After Daniel participated in a recent Invictus Adventure to Borneo in March earlier this year, the experience and comradery left him filled with hope and inspiration. 

My future is looking very bright. I believe I have built some solid foundations thanks to my health care providers. Now I want to start building on that. I have been dedicated to being an at home Dad the past several years, but now my son has started at primary school and my older kids are mostly interstate starting their own adult lives, I want to start challenging myself more. After speaking with several veterans during our trek in Borneo about the Invictus Games, I have been inspired to attempt to qualify for the Australian team at the next games, in 2027 I believe. The journey in Borneo has proven to me that I am not alone, I am capable, and I am enough. Now I want to chase my goal and test myself.”   

When asked to reflect on his past and what advice that he would give his past self, or someone else in a similar situation, he said he would really drive home that there is help, and that no one needs to suffer alone. 

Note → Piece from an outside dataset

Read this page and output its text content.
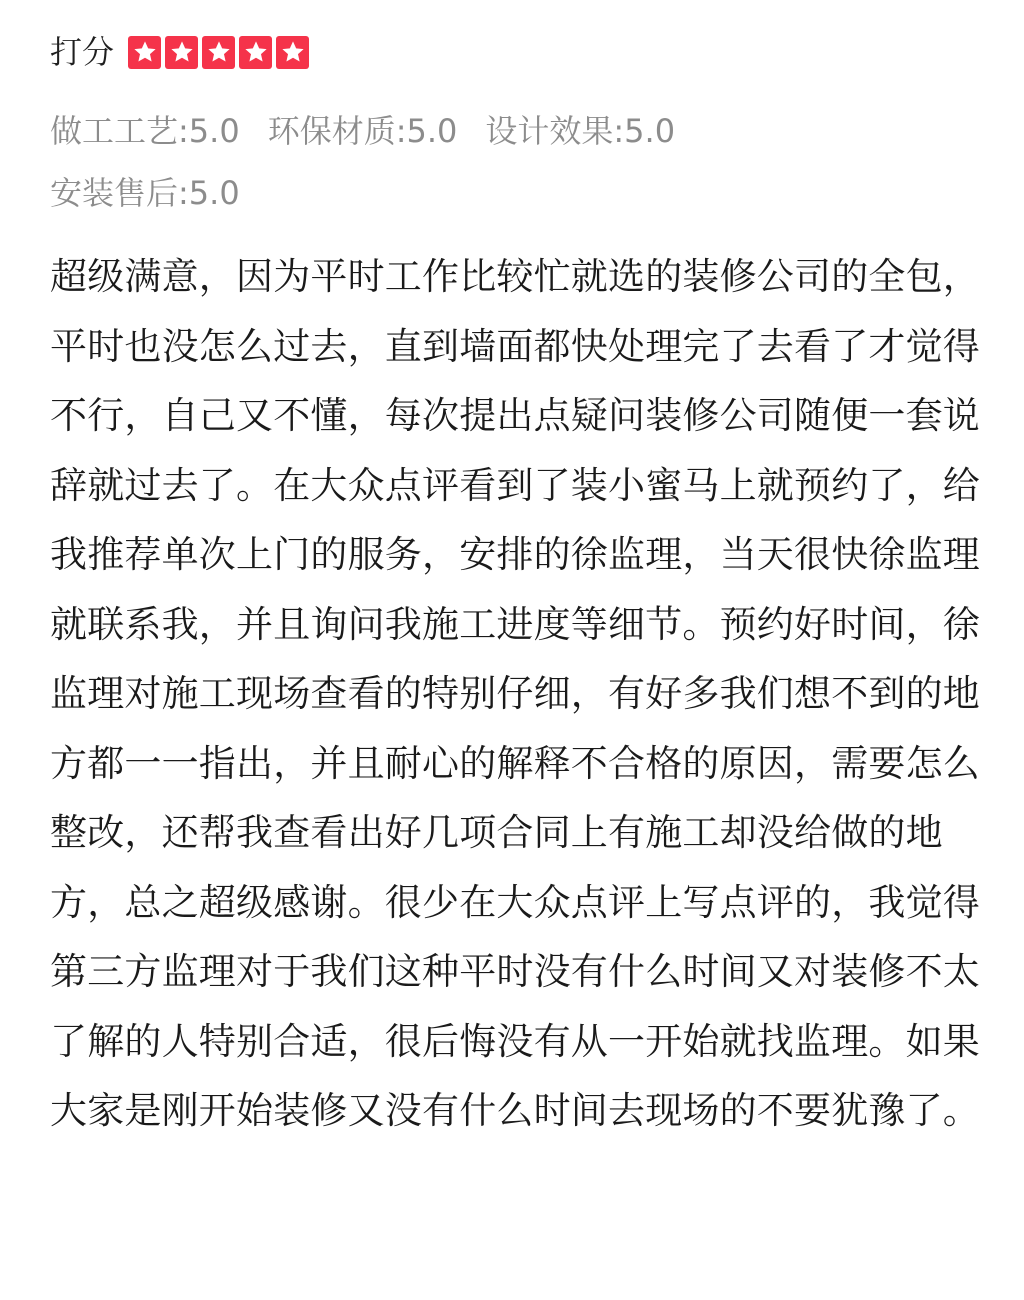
打分
做工工艺:5.0 环保材质:5.0 设计效果:5.0安装售后:5.0
超级满意，因为平时工作比较忙就选的装修公司的全包，平时也没怎么过去，直到墙面都快处理完了去看了才觉得不行，自己又不懂，每次提出点疑问装修公司随便一套说辞就过去了。在大众点评看到了装小蜜马上就预约了，给我推荐单次上门的服务，安排的徐监理，当天很快徐监理就联系我，并且询问我施工进度等细节。预约好时间，徐监理对施工现场查看的特别仔细，有好多我们想不到的地方都一一指出，并且耐心的解释不合格的原因，需要怎么整改，还帮我查看出好几项合同上有施工却没给做的地方，总之超级感谢。很少在大众点评上写点评的，我觉得第三方监理对于我们这种平时没有什么时间又对装修不太了解的人特别合适，很后悔没有从一开始就找监理。如果大家是刚开始装修又没有什么时间去现场的不要犹豫了。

 “[I would tell them to] be open and honest with those around them, friends, family, and certainly health care providers. I would encourage them to seek out Veteran communities, such as Invictus Australia and the Invictus [Games] Foundation. Finding that community opens so many doors to recovery. I would also remind them that they are not alone.” 

Increasing awareness, improving resources, and destigmatizing mental health struggles helps encourage and empower Veterans like Daniel to overcome these barriers and prioritize their mental well-being.